Online game maker Zynga revealed plans on Friday to raise nearly $1 billion when the developer of FarmVille and other games makes its public debut later this month.
San Francisco-based Zynga said it plans to offer 100 million shares at its initial public offering at $8.50 to $10 each. The offering will account for 14% of its stock.
Zynga, which is expected to go public by December 16, said it has applied to list its Class A common shares under the symbol “ZNGA” on the Nasdaq Global Select Market (NASDAQ:NDAQ).
Best known for its popular FarmVille game that is played on Facebook, Zynga also offers a number of other social games, including Mafia Wars, Café World and Zynga Poker. The company was founded by Mark Pincus in 2007.

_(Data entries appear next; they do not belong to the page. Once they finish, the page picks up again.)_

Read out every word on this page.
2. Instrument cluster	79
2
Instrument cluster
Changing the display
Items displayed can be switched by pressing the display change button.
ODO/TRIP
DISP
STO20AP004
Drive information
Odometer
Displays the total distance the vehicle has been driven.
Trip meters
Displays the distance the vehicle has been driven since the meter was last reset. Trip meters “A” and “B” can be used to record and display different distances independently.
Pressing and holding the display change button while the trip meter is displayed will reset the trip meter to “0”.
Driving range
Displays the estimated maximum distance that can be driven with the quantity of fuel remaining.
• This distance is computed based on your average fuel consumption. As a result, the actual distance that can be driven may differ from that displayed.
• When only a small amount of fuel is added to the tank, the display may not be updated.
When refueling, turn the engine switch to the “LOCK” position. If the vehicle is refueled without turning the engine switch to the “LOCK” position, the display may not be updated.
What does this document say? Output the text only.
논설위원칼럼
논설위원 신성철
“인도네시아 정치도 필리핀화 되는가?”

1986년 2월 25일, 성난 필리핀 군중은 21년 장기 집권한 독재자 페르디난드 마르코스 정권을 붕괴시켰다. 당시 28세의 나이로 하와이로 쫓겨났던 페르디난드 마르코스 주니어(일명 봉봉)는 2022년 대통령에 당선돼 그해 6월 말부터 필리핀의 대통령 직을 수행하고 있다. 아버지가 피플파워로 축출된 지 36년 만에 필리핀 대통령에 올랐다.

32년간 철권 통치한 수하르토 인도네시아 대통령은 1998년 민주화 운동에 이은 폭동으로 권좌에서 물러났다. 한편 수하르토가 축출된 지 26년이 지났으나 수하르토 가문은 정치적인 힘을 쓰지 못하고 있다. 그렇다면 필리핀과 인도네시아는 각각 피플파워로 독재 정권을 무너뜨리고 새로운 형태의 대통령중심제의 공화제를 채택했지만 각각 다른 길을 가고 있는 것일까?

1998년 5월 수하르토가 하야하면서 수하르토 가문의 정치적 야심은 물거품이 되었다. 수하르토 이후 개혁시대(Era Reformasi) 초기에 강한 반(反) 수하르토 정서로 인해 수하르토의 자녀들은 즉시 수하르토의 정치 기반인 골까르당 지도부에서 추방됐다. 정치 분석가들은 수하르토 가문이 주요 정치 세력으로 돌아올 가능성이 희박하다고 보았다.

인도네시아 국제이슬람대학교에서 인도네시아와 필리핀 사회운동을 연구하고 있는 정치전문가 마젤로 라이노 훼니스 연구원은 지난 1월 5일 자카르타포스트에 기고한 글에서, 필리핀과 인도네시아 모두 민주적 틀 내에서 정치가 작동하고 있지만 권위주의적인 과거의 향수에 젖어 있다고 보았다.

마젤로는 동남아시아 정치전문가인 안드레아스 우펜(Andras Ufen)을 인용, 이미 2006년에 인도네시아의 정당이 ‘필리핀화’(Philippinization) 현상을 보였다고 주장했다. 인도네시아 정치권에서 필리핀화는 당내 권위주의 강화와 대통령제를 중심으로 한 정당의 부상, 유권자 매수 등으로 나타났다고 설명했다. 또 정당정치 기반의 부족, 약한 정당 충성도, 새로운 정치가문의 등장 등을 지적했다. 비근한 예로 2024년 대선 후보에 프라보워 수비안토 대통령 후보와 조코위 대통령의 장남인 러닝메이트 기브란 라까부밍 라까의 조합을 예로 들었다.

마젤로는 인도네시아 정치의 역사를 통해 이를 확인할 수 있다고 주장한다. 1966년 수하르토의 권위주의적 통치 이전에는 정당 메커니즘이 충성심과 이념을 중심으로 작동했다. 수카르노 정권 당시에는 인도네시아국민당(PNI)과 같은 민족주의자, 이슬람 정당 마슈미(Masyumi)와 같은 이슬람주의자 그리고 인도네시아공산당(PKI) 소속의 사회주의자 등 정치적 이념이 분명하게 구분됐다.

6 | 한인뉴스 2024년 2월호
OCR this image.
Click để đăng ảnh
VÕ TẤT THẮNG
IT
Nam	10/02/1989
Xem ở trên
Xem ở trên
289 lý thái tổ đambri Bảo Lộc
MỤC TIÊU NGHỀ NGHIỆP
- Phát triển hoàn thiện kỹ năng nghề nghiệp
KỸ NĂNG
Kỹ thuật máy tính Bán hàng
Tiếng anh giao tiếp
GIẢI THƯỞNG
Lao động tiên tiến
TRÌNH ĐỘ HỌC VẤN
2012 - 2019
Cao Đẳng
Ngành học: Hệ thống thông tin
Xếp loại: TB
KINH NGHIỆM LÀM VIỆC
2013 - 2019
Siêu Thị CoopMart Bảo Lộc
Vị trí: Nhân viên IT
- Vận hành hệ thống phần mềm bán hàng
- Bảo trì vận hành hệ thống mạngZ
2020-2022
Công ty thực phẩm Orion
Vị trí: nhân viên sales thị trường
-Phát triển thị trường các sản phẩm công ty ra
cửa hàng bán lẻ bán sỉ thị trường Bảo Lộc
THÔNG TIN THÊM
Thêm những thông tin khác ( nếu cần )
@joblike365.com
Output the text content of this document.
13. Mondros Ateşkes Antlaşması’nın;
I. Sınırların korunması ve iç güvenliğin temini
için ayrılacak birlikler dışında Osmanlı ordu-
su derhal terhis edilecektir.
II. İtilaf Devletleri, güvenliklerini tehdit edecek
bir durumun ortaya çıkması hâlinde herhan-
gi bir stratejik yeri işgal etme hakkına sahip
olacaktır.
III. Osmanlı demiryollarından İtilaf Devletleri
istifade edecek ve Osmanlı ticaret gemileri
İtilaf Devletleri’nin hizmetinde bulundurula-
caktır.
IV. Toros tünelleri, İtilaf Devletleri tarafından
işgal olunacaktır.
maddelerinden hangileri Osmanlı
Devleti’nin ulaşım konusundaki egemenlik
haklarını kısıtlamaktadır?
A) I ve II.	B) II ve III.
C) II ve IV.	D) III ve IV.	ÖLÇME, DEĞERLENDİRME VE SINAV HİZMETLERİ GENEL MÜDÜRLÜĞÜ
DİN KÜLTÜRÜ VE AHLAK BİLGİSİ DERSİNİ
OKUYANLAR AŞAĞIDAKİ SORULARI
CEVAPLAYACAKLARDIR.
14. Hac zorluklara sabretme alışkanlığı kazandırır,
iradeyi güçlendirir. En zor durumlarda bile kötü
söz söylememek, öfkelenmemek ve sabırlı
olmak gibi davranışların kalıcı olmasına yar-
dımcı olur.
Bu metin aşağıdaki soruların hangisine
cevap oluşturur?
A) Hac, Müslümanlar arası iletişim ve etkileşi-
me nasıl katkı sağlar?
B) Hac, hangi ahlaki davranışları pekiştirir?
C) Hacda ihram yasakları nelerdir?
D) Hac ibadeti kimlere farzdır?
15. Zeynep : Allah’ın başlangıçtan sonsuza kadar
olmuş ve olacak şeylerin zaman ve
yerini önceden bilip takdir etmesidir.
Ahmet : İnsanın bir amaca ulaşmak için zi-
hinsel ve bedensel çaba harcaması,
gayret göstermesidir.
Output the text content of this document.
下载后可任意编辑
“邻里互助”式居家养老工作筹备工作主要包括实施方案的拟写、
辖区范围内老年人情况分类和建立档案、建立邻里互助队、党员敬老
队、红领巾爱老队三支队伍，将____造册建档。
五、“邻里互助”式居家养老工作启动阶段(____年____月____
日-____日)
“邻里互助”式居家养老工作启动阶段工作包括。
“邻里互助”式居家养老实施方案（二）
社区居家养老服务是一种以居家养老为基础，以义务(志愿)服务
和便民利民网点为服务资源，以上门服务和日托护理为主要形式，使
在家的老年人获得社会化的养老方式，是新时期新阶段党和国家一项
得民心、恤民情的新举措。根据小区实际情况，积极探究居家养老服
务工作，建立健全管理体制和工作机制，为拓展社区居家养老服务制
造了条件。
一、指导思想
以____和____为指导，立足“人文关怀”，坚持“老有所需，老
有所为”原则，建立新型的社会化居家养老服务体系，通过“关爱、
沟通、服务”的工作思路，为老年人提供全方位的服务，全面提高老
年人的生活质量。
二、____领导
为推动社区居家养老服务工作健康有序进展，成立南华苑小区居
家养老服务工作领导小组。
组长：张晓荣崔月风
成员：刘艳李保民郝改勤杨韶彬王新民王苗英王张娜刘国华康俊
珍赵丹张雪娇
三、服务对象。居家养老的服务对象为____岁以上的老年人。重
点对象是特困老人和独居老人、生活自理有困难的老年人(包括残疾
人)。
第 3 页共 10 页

When it goes public, Zynga will be hoping to follow in the footsteps of strong debuts in recent months from daily deals site Groupon (NASDAQ:GRPN), professional social network LinkedIn (NYSE:LNKD) and Internet radio provider Pandora Media (NYSE:P). Next year social-networking king Facebook is expected to go public with a huge offering of $10 billion of stock.
However, Wall Street’s love affair with this next-generation of Internet stocks has seemed to fade as shares of Groupon, LinkedIn and Pandora have plunged by 25.60%, 18.92% and 29.14%, respectively, over the past month.
After the IPO, Pincus, Zynga’s CEO, will control about 36.2% of the total voting power of the company’s outstanding capital stock.